Italia ha sido durante décadas un país de concesión masiva de nacionalidad a través del ius sanguinis, un mecanismo que, como el propio Tajani reconoció, ha sido utilizado con fines especulativos y «comerciales». Los anuncios en español que ofrecen «cursos para obtener la nacionalidad italiana prometiendo salida laboral inmediata» evidencian la existencia de un mercado paralelo que el propio gobierno italiano ha permitido durante años. Además de esta «laxitud» en la concesión de nacionalidades, Italia enfrenta un problema significativo de inmigración irregular. Según datos de 2024-2025, se estima que 339.000 inmigrantes viven en Italia en situación de irregularidad, una cifra que, aunque ha disminuido desde 2022, sigue siendo sustancial. Mientras Italia otorga nacionalidades casi automáticas a millones de descendientes de italianos en Sudamérica —muchos de los cuales nunca han pisado el país— y acumula cientos de miles de inmigrantes irregulares en su territorio, el gobierno de Meloni no ha dudado en criticar a España por su política migratoria.
La hipocresía alcanza su punto más álgido cuando, como ha ocurrido recientemente, Italia evalúa suspender la libre circulación con España por la «crisis migratoria» en Ceuta, ignorando que su propia política de concesión de nacionalidades ha alimentado los flujos migratorios hacia España. El ministro Tajani, que ha denunciado que la nacionalidad «no puede ser un instrumento para poder viajar a Miami», guarda silencio sobre el hecho de que la nacionalidad italiana sí ha sido durante décadas un instrumento para que millones de sudamericanos accedan al espacio Schengen. Y, lo que es más grave, su gobierno ha permitido que Italia se convierta en un «coladero» de nacionalidades, generando un flujo migratorio secundario que acaba recayendo en países como España.

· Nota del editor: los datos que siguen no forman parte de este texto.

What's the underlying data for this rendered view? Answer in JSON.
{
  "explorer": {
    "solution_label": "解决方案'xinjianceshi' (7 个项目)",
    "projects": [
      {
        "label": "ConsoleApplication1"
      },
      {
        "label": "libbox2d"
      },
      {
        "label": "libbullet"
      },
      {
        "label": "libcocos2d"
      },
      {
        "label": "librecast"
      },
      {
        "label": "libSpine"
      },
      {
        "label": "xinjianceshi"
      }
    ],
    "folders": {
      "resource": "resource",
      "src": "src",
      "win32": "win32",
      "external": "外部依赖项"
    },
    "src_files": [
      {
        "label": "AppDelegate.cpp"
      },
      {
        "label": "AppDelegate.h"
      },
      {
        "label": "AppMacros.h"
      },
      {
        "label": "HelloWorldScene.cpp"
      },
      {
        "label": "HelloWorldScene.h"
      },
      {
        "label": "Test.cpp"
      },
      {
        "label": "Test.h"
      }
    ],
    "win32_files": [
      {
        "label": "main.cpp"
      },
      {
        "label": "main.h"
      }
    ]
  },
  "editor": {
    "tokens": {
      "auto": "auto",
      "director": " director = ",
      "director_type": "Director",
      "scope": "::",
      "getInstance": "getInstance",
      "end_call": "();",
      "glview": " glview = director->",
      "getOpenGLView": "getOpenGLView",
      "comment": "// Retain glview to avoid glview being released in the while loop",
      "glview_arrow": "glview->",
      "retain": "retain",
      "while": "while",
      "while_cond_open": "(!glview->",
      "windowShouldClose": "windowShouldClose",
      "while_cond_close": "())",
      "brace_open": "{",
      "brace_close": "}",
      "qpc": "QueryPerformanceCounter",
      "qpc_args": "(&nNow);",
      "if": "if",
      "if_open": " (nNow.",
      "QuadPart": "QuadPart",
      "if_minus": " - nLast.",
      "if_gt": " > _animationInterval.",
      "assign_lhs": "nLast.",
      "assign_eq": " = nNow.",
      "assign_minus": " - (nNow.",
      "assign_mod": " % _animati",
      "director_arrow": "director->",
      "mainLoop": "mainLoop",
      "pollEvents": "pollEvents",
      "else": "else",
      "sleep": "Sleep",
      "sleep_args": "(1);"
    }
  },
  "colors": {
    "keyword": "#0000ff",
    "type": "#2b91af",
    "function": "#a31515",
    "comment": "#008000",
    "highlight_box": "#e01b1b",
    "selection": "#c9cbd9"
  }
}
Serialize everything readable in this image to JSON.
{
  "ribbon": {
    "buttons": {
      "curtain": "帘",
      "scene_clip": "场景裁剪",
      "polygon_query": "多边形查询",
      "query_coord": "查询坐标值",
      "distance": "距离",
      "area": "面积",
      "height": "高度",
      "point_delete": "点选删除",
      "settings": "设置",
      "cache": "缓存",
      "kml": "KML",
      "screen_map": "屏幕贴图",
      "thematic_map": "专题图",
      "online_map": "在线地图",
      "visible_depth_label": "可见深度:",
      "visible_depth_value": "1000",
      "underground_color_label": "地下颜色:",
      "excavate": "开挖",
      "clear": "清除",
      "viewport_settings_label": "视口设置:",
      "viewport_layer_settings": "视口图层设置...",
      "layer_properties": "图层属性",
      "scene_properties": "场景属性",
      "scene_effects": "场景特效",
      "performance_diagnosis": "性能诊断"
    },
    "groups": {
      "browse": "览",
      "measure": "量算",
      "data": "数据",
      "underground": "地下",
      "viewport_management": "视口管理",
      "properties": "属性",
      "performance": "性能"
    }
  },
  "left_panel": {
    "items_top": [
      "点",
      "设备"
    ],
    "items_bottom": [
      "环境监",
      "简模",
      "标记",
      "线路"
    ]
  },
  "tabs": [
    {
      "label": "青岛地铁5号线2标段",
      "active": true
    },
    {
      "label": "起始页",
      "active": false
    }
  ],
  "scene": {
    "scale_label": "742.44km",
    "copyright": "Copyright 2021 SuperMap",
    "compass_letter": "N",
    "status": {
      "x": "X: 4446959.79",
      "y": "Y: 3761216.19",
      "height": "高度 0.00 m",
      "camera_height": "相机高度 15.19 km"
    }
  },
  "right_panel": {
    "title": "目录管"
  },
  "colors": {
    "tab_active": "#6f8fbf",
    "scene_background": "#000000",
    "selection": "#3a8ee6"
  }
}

Los dos flujos analizados revelan una misma lógica subyacente: la movilidad humana responde a la búsqueda de oportunidades y a la optimización de derechos en un mundo globalizado pero profundamente desigual. Los sudamericanos que buscan la nacionalidad española para viajar a Estados Unidos, y los argentinos que obtienen la italiana para residir en España, están actuando como agentes racionales en un sistema que ellos no diseñaron. La hipocresía de los gobiernos conservadores europeos consiste en criticar la «laxitud» migratoria de España mientras practican políticas igualmente permisivas —cuando no directamente irresponsables— en sus propios países.
Italia ha regalado nacionalidades a millones de personas sin control efectivo, generando externalidades migratorias que otros países, como España, deben gestionar. Al mismo tiempo, estos mismos gobiernos ignoran que la inmigración organizada es necesaria para mantener el estado del bienestar en sociedades envejecidas y con tasas de natalidad en descenso.

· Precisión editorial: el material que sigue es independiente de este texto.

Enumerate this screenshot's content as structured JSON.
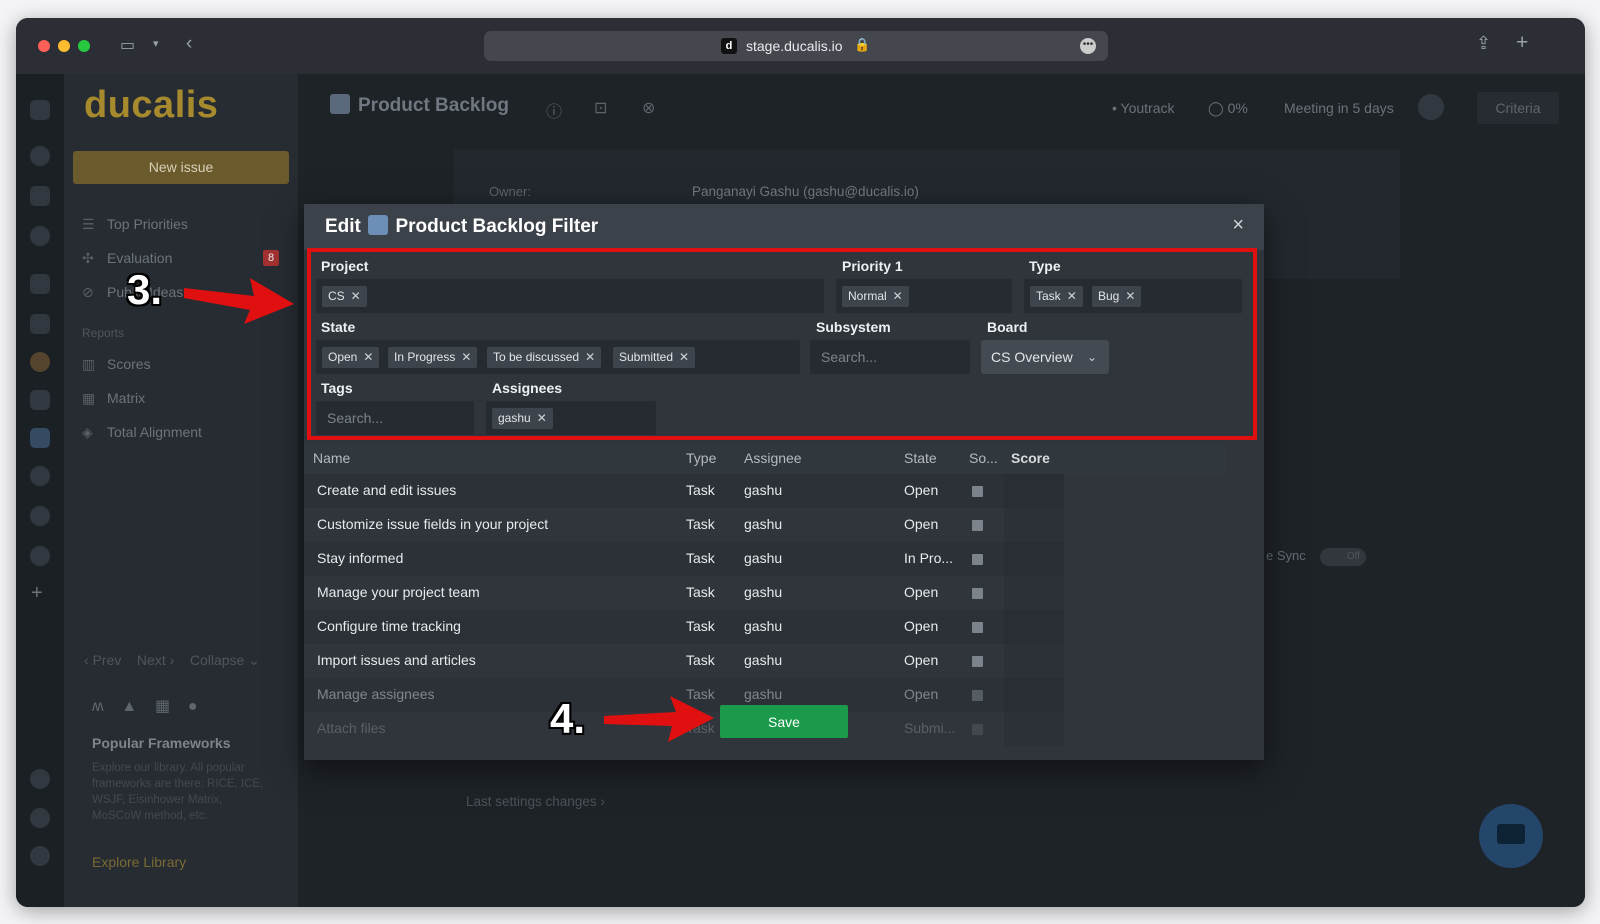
{
  "browser": {
    "url": "stage.ducalis.io",
    "favicon_letter": "d"
  },
  "sidebar": {
    "logo": "ducalis",
    "new_issue": "New issue",
    "items": [
      {
        "label": "Top Priorities",
        "icon": "list-icon"
      },
      {
        "label": "Evaluation",
        "icon": "evaluation-icon",
        "badge": "8"
      },
      {
        "label": "Public Ideas",
        "icon": "public-ideas-icon"
      }
    ],
    "reports_label": "Reports",
    "reports": [
      {
        "label": "Scores",
        "icon": "scores-icon"
      },
      {
        "label": "Matrix",
        "icon": "matrix-icon"
      },
      {
        "label": "Total Alignment",
        "icon": "layers-icon"
      }
    ],
    "pager": {
      "prev": "Prev",
      "next": "Next",
      "collapse": "Collapse"
    },
    "frameworks": {
      "title": "Popular Frameworks",
      "desc": "Explore our library. All popular frameworks are there: RICE, ICE, WSJF, Eisinhower Matrix, MoSCoW method, etc.",
      "link": "Explore Library"
    }
  },
  "header": {
    "title": "Product Backlog",
    "integration": "Youtrack",
    "percent": "0%",
    "meeting": "Meeting in 5 days",
    "criteria": "Criteria"
  },
  "background": {
    "owner_label": "Owner:",
    "owner_value": "Panganayi Gashu (gashu@ducalis.io)",
    "sync_label": "e Sync",
    "sync_state": "Off",
    "last_settings": "Last settings changes"
  },
  "modal": {
    "title_prefix": "Edit",
    "title": "Product Backlog Filter",
    "close": "×",
    "filters": {
      "project": {
        "label": "Project",
        "chips": [
          "CS"
        ]
      },
      "priority": {
        "label": "Priority 1",
        "chips": [
          "Normal"
        ]
      },
      "type": {
        "label": "Type",
        "chips": [
          "Task",
          "Bug"
        ]
      },
      "state": {
        "label": "State",
        "chips": [
          "Open",
          "In Progress",
          "To be discussed",
          "Submitted"
        ]
      },
      "subsystem": {
        "label": "Subsystem",
        "placeholder": "Search..."
      },
      "board": {
        "label": "Board",
        "value": "CS Overview"
      },
      "tags": {
        "label": "Tags",
        "placeholder": "Search..."
      },
      "assignees": {
        "label": "Assignees",
        "chips": [
          "gashu"
        ]
      }
    },
    "table": {
      "headers": [
        "Name",
        "Type",
        "Assignee",
        "State",
        "So...",
        "Score"
      ],
      "rows": [
        {
          "name": "Create and edit issues",
          "type": "Task",
          "assignee": "gashu",
          "state": "Open"
        },
        {
          "name": "Customize issue fields in your project",
          "type": "Task",
          "assignee": "gashu",
          "state": "Open"
        },
        {
          "name": "Stay informed",
          "type": "Task",
          "assignee": "gashu",
          "state": "In Pro..."
        },
        {
          "name": "Manage your project team",
          "type": "Task",
          "assignee": "gashu",
          "state": "Open"
        },
        {
          "name": "Configure time tracking",
          "type": "Task",
          "assignee": "gashu",
          "state": "Open"
        },
        {
          "name": "Import issues and articles",
          "type": "Task",
          "assignee": "gashu",
          "state": "Open"
        },
        {
          "name": "Manage assignees",
          "type": "Task",
          "assignee": "gashu",
          "state": "Open"
        },
        {
          "name": "Attach files",
          "type": "Task",
          "assignee": "",
          "state": "Submi..."
        }
      ]
    },
    "save": "Save"
  },
  "annotations": {
    "step3": "3.",
    "step4": "4."
  },
  "colors": {
    "accent_red": "#e01010",
    "save_green": "#1a9a4a",
    "brand_gold": "#a78a2e"
  }
}
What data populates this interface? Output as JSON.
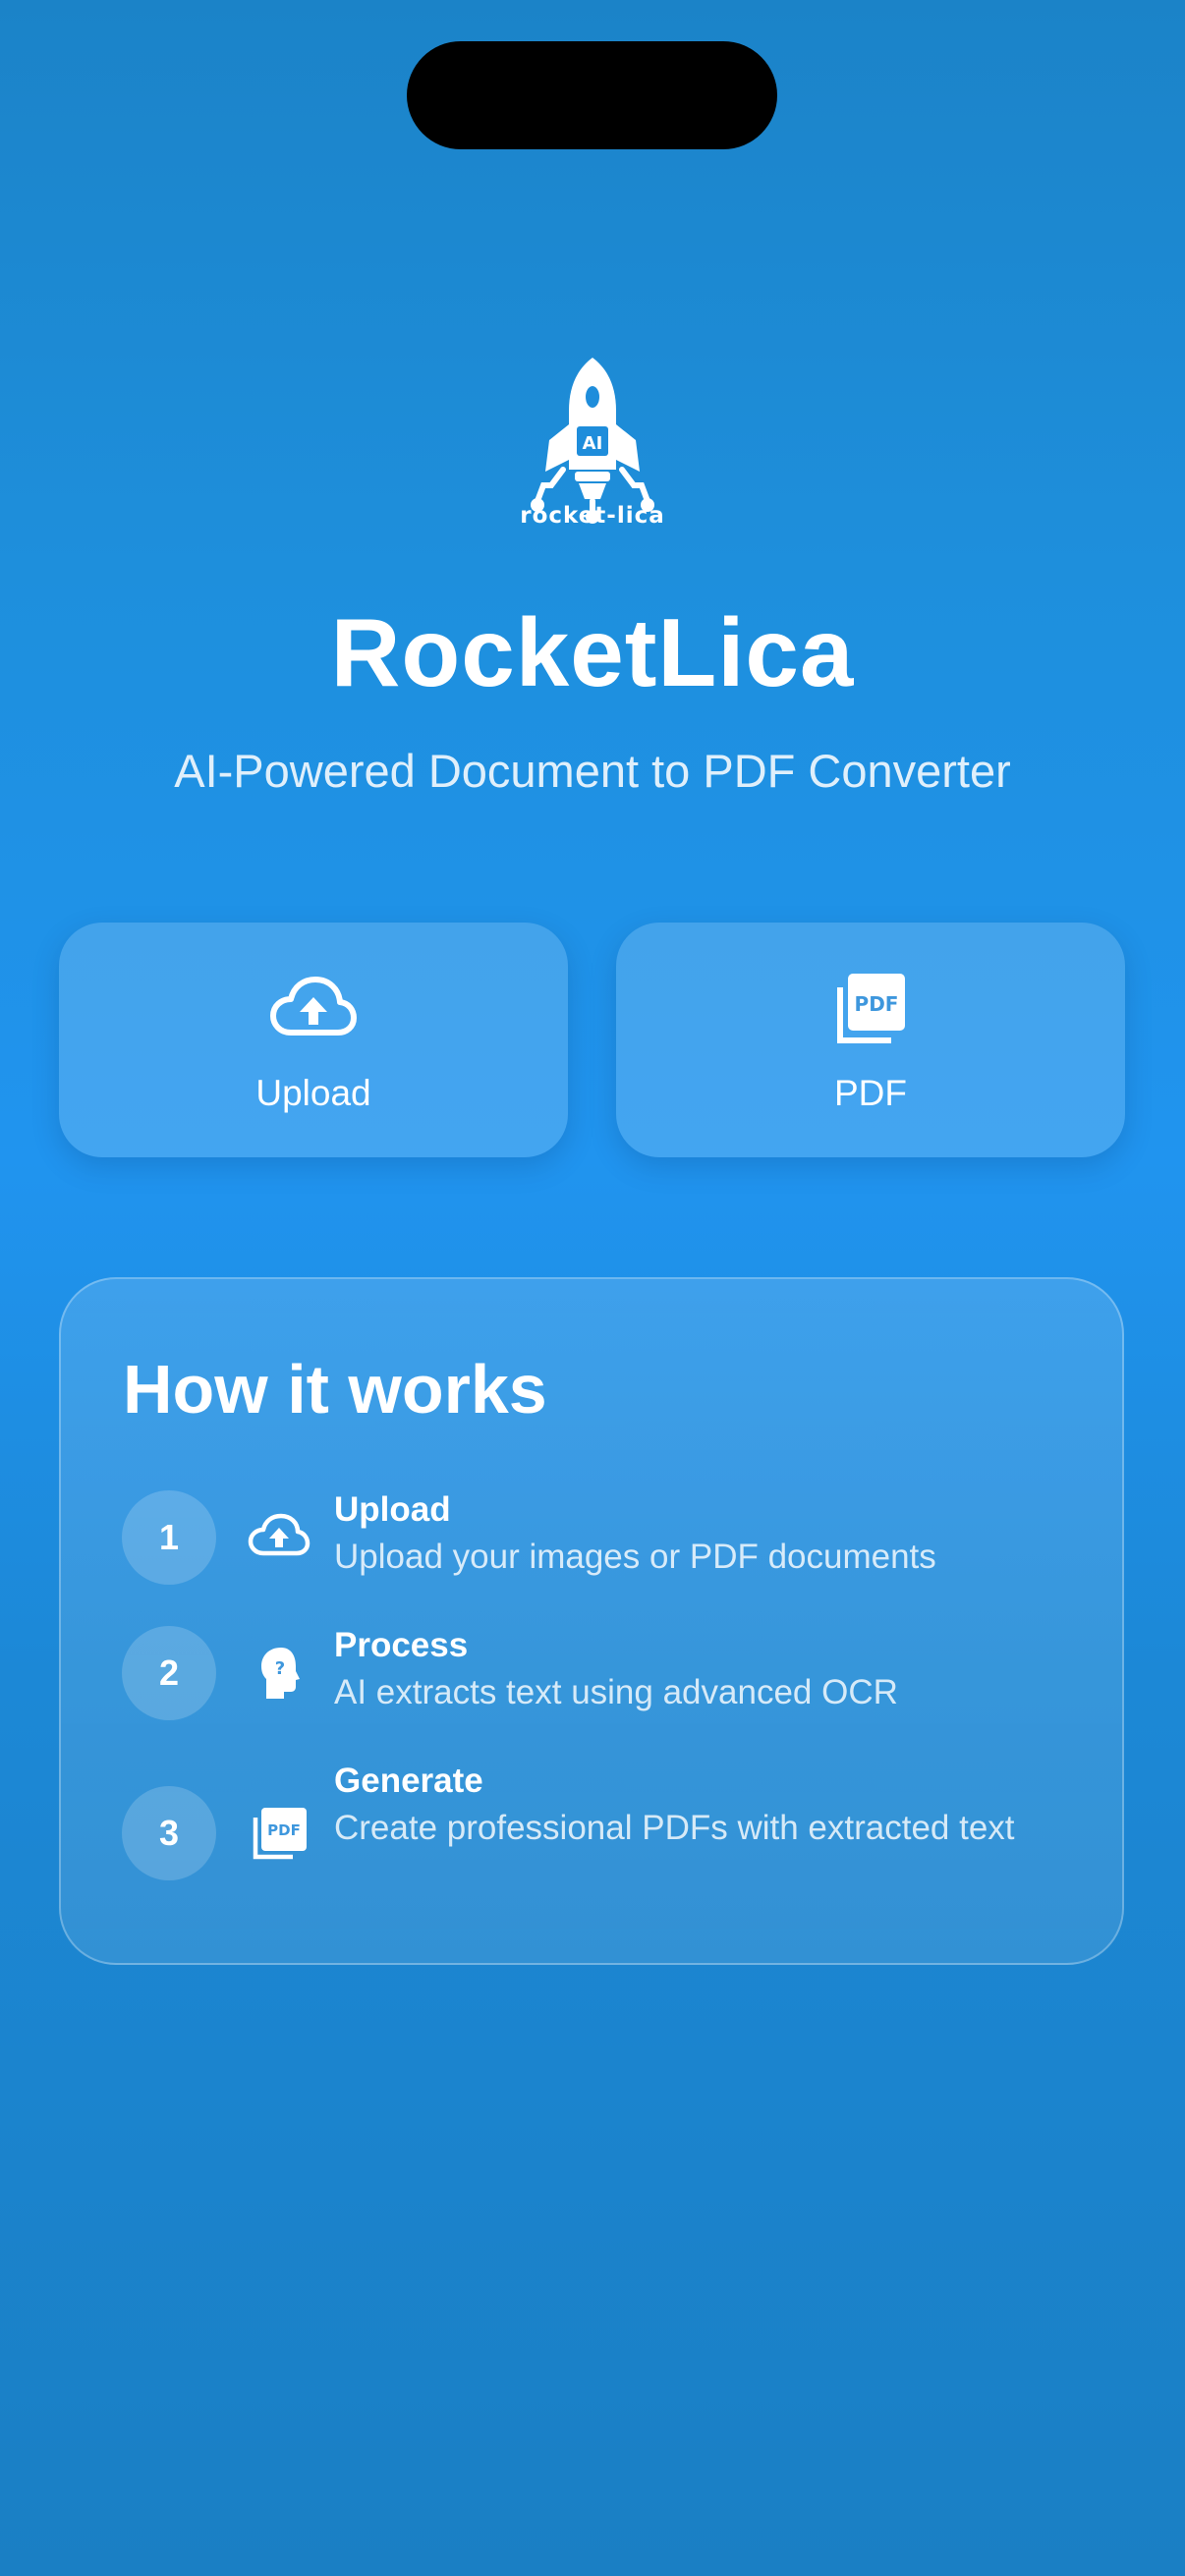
{
  "brand": {
    "logo_wordmark": "rocket-lica",
    "logo_badge": "AI",
    "title": "RocketLica",
    "subtitle": "AI-Powered Document to PDF Converter"
  },
  "actions": [
    {
      "label": "Upload",
      "icon": "cloud-upload-icon"
    },
    {
      "label": "PDF",
      "icon": "pdf-files-icon"
    }
  ],
  "how_it_works": {
    "title": "How it works",
    "steps": [
      {
        "number": "1",
        "icon": "cloud-upload-icon",
        "title": "Upload",
        "description": "Upload your images or PDF documents"
      },
      {
        "number": "2",
        "icon": "head-question-icon",
        "title": "Process",
        "description": "AI extracts text using advanced OCR"
      },
      {
        "number": "3",
        "icon": "pdf-files-icon",
        "title": "Generate",
        "description": "Create professional PDFs with extracted text"
      }
    ]
  },
  "colors": {
    "background_top": "#1b83c8",
    "background_mid": "#2094ef",
    "background_bottom": "#1a7fc4",
    "text": "#ffffff",
    "card_fill": "rgba(255,255,255,0.16)"
  }
}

Por último, no puede obviarse la responsabilidad histórica de las potencias coloniales europeas en la generación de los desequilibrios que hoy impulsan la migración. El expolio de recursos, la imposición de fronteras artificiales y la explotación económica de los territorios colonizados han empobrecido sistemáticamente a regiones enteras, creando las condiciones estructurales para la emigración.

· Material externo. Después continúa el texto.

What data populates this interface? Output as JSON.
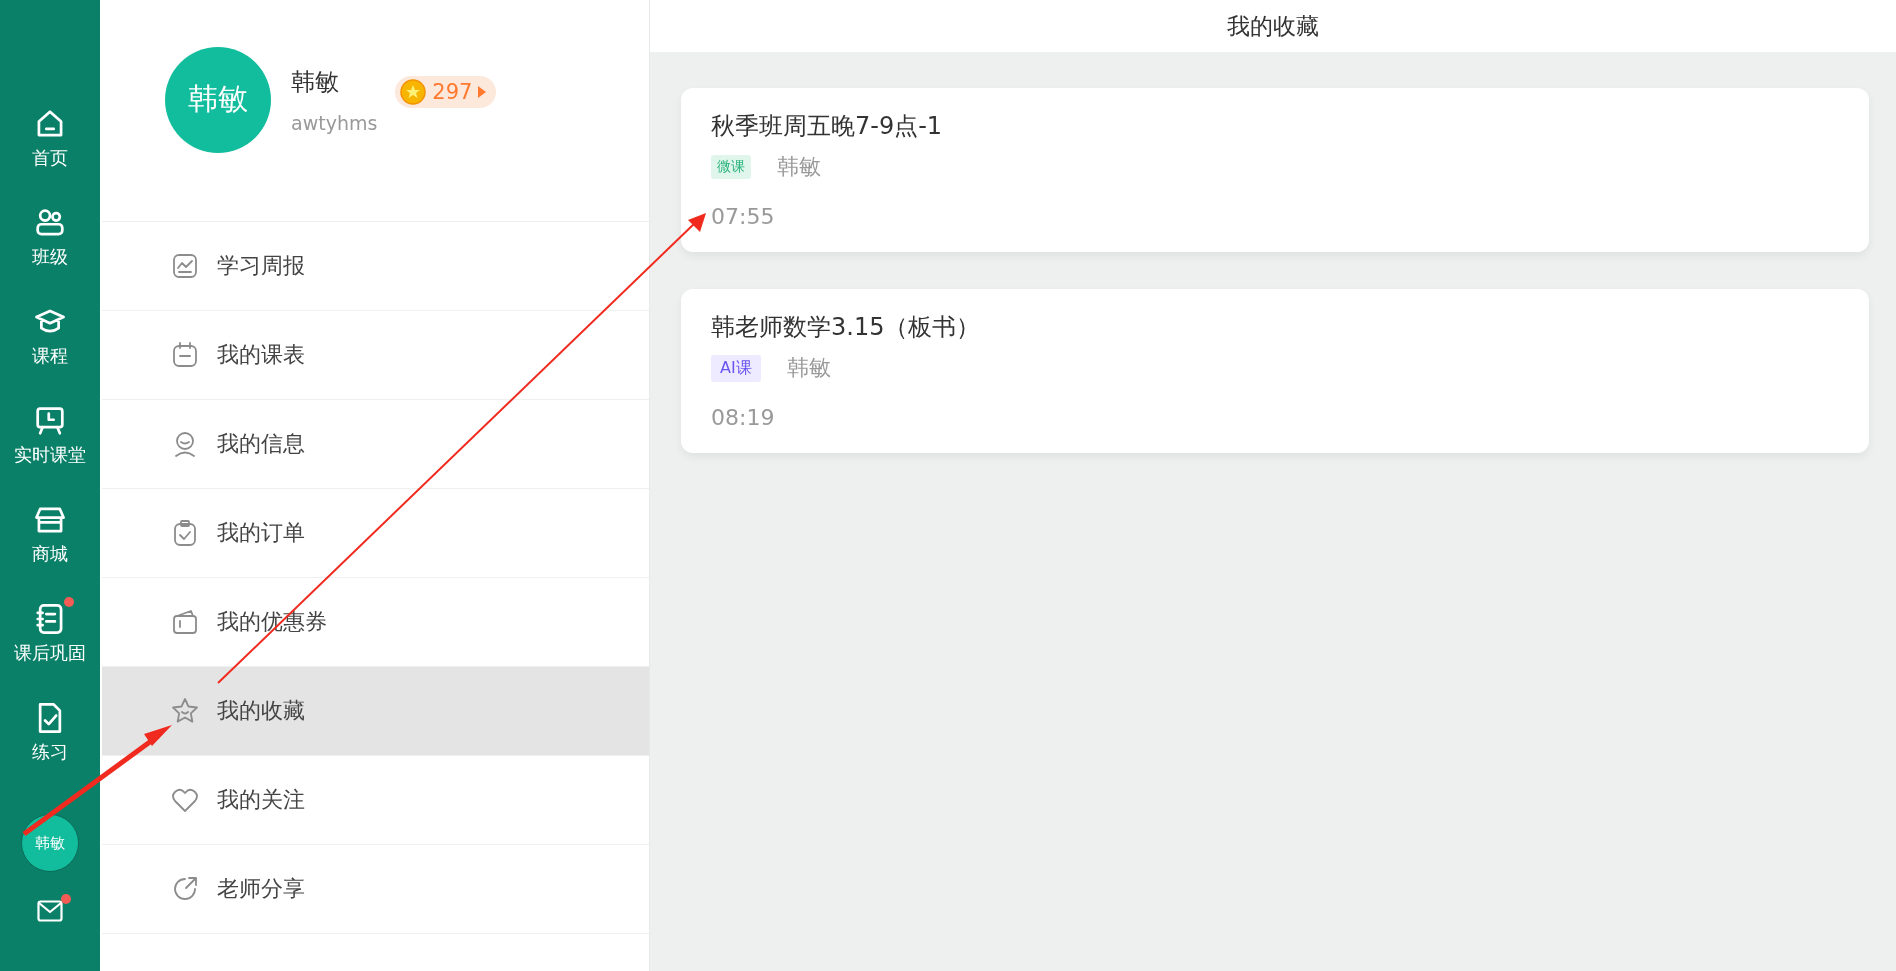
{
  "nav": {
    "items": [
      {
        "label": "首页",
        "badge": false
      },
      {
        "label": "班级",
        "badge": false
      },
      {
        "label": "课程",
        "badge": false
      },
      {
        "label": "实时课堂",
        "badge": false
      },
      {
        "label": "商城",
        "badge": false
      },
      {
        "label": "课后巩固",
        "badge": true
      },
      {
        "label": "练习",
        "badge": false
      }
    ],
    "avatar": "韩敏",
    "mail_badge": true
  },
  "profile": {
    "avatar": "韩敏",
    "name": "韩敏",
    "username": "awtyhms",
    "coins": "297"
  },
  "menu": [
    {
      "label": "学习周报",
      "selected": false
    },
    {
      "label": "我的课表",
      "selected": false
    },
    {
      "label": "我的信息",
      "selected": false
    },
    {
      "label": "我的订单",
      "selected": false
    },
    {
      "label": "我的优惠券",
      "selected": false
    },
    {
      "label": "我的收藏",
      "selected": true
    },
    {
      "label": "我的关注",
      "selected": false
    },
    {
      "label": "老师分享",
      "selected": false
    }
  ],
  "header": {
    "title": "我的收藏"
  },
  "favorites": [
    {
      "title": "秋季班周五晚7-9点-1",
      "tag": "微课",
      "kind": "micro",
      "teacher": "韩敏",
      "time": "07:55"
    },
    {
      "title": "韩老师数学3.15（板书）",
      "tag": "AI课",
      "kind": "ai",
      "teacher": "韩敏",
      "time": "08:19"
    }
  ]
}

Acusar a los migrantes de «querer entrar» es, en el mejor de los casos, un ejercicio de amnesia histórica; en el peor, una estrategia electoralista que criminaliza a quienes, en realidad, están buscando reparar, con sus propias vidas, las desigualdades que el colonialismo y el neocolonialismo han perpetuado.
___________________________
Fuentes: INE (Estadística de Adquisiciones de Nacionalidad Española de Residentes, 2024-2025), Ministerio de Inclusión, Seguridad Social y Migraciones, Servimedia, EFE/Swissinfo, datos del AIRE (Registro de Italianos Residentes en el Extranjero), declaraciones de Antonio Tajani y del Comité de Italianos en el Extranjero (ComItEs).
0 comentarios:
Publicar un comentario
Sé educado, por favor.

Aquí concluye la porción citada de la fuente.